Menyangkut praktik kerja magang sendiri secara keseluruhan, Penulis tidak banyak mengalami kendala yang cukup signifikan. Namun, berkaitan dengan banyaknya proyek yang harus dikerjakan oleh tim produksi pada saat tertentu, Penulis sering kurang mampu mengikuti waktu lembur yang ditetapkan oleh banyak rekan pegawai lainnya, yang kerap mencapai dan bahkan melebihi waktu tengah malam, mengingat standar jam kerja kantor yang baru berakhir pada pukul delapan malam. Hal ini menjadi sedikit kendala bagi Penulis yang kurang terbiasa dengan budaya kerja yang diterapkan oleh rekan-rekan pegawai tersebut, dan juga memunculkan permasalahan bagi Penulis yang harus menggunakan jasa transportasi setiap harinya untuk pulang ke rumah.

3.3.3. Solusi Atas Kendala yang Ditemukan

Kendala-kendala yang dihadapi oleh Penulis selama menjalani praktik kerja magang sebagian besar berhasil diselesaikan dengan memperkuat komunikasi antara sesama rekan kerja, baik itu untuk menanggulangi masalah yang bersifat internal maupun eksternal. Tidak jarang keterbatasan waktu yang dihadapi oleh perusahaan untuk menanggapi respon atau masukan dari klien mendorong keseluruhan tim untuk bersepakat dan mengesampingkan kreativitas ataupun pandangan idealisme pribadi demi mengakomodir permintaan klien. Kesepakatan ini tentunya hanya mungkin dicapai dengan komunikasi yang baik antara tim produksi, yang harus menyaring perubahan mana yang mampu dan tidak mampu dilakukan sesuai dengan rentang waktu yang disediakan, dengan personil atasan

seperti produser, Creative & Design Director, dan juga CEO perusahaan, yang memiliki tanggung jawab untuk berkomunikasi dengan pihak klien, serta memberi keputusan akhir untuk pengembangan proyek. Jika ada bagian tertentu yang tidak memungkinkan untuk dicapai oleh tim produksi tepat dengan tenggat waktu, maka kesepakatan internal akan disampaikan kepada klien untuk dinegosiasikan bersama, demi hasil akhir yang lebih baik dan juga masuk akal untuk dilakukan.
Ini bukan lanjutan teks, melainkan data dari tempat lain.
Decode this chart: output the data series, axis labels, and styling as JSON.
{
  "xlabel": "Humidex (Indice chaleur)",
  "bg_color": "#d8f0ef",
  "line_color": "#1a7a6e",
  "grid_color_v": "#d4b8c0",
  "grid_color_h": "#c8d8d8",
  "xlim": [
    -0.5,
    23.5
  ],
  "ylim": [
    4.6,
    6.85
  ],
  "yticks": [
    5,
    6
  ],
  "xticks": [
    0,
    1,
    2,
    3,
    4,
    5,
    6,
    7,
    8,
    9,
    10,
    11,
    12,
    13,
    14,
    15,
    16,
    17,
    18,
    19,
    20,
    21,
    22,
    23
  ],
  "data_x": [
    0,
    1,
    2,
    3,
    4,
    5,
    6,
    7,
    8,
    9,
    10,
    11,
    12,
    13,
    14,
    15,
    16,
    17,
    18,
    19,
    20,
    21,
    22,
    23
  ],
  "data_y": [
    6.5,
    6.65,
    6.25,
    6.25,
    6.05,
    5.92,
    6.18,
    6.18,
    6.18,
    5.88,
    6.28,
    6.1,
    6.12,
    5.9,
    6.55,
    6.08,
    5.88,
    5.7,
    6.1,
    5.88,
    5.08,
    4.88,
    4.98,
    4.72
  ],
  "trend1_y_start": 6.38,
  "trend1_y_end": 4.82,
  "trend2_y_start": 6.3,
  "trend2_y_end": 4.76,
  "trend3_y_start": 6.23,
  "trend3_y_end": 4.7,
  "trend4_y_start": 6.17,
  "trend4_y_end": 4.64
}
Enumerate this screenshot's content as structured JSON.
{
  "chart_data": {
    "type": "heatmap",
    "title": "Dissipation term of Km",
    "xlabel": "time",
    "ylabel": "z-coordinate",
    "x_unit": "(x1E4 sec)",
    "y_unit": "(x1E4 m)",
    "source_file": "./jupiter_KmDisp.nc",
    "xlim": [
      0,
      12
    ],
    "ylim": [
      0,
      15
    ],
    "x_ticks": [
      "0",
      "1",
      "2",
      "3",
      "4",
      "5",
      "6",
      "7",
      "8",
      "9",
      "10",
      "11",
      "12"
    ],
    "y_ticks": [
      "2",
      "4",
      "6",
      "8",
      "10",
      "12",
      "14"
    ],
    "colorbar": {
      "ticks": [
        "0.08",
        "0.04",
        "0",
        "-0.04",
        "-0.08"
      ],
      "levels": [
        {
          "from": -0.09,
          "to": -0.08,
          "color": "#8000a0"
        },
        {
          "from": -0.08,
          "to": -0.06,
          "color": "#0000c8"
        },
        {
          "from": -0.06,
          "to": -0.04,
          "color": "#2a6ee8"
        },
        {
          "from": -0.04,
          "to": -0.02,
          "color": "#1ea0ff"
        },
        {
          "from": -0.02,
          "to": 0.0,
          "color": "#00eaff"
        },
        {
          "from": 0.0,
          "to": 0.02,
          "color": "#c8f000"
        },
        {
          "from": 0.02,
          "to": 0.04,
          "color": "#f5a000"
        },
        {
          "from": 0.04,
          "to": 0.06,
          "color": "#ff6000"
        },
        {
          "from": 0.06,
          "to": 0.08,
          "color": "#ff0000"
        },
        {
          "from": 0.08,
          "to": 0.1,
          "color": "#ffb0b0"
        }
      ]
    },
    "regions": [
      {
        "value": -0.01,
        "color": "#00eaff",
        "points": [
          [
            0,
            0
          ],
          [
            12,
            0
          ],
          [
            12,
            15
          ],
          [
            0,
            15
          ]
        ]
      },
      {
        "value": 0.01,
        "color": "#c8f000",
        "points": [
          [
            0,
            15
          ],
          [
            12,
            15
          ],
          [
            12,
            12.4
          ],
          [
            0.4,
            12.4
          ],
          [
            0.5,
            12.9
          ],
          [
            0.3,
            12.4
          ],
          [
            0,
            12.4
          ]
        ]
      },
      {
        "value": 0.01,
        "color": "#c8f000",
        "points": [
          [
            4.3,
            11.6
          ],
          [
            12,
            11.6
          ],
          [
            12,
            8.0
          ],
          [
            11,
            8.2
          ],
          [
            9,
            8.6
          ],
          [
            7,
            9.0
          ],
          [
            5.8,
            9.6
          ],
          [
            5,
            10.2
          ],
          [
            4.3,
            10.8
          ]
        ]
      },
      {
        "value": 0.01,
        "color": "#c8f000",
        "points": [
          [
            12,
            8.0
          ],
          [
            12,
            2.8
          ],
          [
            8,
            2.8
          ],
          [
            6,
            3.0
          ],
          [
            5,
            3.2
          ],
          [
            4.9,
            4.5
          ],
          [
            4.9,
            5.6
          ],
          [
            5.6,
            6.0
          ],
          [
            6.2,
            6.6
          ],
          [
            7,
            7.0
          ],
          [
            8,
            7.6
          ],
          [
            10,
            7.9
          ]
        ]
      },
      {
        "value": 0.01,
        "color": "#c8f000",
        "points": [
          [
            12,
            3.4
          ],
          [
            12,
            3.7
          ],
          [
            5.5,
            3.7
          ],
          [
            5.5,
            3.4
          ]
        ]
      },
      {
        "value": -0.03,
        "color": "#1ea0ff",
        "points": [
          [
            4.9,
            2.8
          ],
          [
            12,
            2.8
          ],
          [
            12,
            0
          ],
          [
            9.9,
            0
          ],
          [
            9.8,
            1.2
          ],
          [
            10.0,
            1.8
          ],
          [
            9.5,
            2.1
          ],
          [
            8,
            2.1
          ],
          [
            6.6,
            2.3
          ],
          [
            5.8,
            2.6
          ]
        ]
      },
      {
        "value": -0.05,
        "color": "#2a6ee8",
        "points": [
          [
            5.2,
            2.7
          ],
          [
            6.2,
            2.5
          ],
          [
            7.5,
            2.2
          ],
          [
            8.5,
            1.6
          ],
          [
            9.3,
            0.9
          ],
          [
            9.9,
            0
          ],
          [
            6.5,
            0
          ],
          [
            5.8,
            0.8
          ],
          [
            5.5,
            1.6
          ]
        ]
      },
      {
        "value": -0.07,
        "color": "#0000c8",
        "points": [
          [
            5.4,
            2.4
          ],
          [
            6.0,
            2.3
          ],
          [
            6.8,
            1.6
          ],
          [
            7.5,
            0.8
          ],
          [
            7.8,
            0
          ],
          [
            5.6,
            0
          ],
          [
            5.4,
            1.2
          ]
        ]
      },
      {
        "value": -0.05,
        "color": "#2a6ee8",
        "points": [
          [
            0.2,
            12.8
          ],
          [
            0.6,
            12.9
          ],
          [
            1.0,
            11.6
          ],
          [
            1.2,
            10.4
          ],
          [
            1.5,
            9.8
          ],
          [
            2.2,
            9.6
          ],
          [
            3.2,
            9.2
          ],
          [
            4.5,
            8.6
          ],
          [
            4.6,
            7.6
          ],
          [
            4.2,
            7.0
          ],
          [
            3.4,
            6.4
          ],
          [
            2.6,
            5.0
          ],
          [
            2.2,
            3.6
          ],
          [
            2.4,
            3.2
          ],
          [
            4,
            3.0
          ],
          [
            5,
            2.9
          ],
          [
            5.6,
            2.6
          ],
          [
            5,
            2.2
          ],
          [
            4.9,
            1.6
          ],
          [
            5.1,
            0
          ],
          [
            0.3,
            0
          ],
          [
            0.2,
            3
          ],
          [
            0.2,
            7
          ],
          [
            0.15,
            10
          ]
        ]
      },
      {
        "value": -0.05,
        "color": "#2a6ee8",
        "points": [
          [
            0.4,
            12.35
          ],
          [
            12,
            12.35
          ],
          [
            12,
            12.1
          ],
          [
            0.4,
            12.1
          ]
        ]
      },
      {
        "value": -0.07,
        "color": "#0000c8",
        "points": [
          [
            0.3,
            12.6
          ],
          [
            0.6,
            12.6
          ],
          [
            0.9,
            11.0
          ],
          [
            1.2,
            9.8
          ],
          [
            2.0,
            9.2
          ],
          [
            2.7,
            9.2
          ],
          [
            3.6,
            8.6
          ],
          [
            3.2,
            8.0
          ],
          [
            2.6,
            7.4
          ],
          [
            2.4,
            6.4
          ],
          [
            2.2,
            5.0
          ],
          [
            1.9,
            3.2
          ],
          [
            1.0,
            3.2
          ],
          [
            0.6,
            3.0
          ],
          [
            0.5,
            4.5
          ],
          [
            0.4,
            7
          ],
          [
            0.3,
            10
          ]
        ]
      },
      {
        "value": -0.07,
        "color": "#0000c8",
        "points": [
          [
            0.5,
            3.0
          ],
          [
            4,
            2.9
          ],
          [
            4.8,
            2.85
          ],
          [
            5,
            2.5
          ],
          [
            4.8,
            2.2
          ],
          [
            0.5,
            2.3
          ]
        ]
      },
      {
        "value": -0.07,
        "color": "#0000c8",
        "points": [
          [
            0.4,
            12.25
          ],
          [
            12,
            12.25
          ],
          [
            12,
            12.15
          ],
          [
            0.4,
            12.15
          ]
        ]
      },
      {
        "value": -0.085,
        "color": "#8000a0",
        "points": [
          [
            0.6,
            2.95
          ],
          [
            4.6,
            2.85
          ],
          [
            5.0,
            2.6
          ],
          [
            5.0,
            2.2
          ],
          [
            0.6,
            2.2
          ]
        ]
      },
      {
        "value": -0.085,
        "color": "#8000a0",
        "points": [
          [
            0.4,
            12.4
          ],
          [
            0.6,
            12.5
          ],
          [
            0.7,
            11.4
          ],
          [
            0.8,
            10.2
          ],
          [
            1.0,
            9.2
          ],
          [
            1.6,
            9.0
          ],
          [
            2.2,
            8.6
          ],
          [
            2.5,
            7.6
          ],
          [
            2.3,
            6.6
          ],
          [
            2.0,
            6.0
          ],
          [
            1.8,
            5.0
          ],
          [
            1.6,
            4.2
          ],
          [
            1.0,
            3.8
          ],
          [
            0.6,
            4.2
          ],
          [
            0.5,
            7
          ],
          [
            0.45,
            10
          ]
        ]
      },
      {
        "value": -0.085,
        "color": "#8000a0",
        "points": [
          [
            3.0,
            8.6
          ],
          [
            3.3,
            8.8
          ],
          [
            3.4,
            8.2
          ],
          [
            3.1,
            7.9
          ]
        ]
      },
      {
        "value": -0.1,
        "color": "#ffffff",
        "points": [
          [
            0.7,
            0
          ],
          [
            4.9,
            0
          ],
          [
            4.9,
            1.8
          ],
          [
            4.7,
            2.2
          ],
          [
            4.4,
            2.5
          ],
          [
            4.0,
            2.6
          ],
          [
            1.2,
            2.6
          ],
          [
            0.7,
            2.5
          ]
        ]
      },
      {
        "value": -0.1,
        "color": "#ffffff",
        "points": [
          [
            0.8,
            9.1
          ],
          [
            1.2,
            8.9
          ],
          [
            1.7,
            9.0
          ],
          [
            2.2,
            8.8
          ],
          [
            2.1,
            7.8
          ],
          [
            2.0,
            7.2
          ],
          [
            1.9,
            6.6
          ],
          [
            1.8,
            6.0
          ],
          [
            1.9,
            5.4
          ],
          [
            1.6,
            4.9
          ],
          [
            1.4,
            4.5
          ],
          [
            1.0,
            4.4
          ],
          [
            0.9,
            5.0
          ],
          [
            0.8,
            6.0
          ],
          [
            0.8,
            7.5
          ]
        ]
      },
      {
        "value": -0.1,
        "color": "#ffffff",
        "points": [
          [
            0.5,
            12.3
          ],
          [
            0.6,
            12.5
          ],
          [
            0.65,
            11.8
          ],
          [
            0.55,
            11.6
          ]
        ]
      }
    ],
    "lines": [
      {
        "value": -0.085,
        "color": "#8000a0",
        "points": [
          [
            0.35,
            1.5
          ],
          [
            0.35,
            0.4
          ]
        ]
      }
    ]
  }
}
Sementara itu, untuk mengakomodir waktu lembur yang tidak sesuai dengan kemampuan pribadi Penulis, maka Penulis memilih untuk mendedikasikan waktu luang di rumah untuk menyelesaikan atau mencicil pekerjaan yang telah dipertanggungjawabkan kepada Penulis. Terakhir, untuk mengatasi kendala-kendala yang menyangkut hal teknis, Penulis berusaha untuk memaksimalkan kesempatan yang diberikan oleh praktik kerja magang ini untuk terus menambah wawasan secara langsung dengan melakukan praktik lapangan, sembari terus menerima ajaran dan masukan dari pembimbing lapangan maupun rekan kerja lainnya.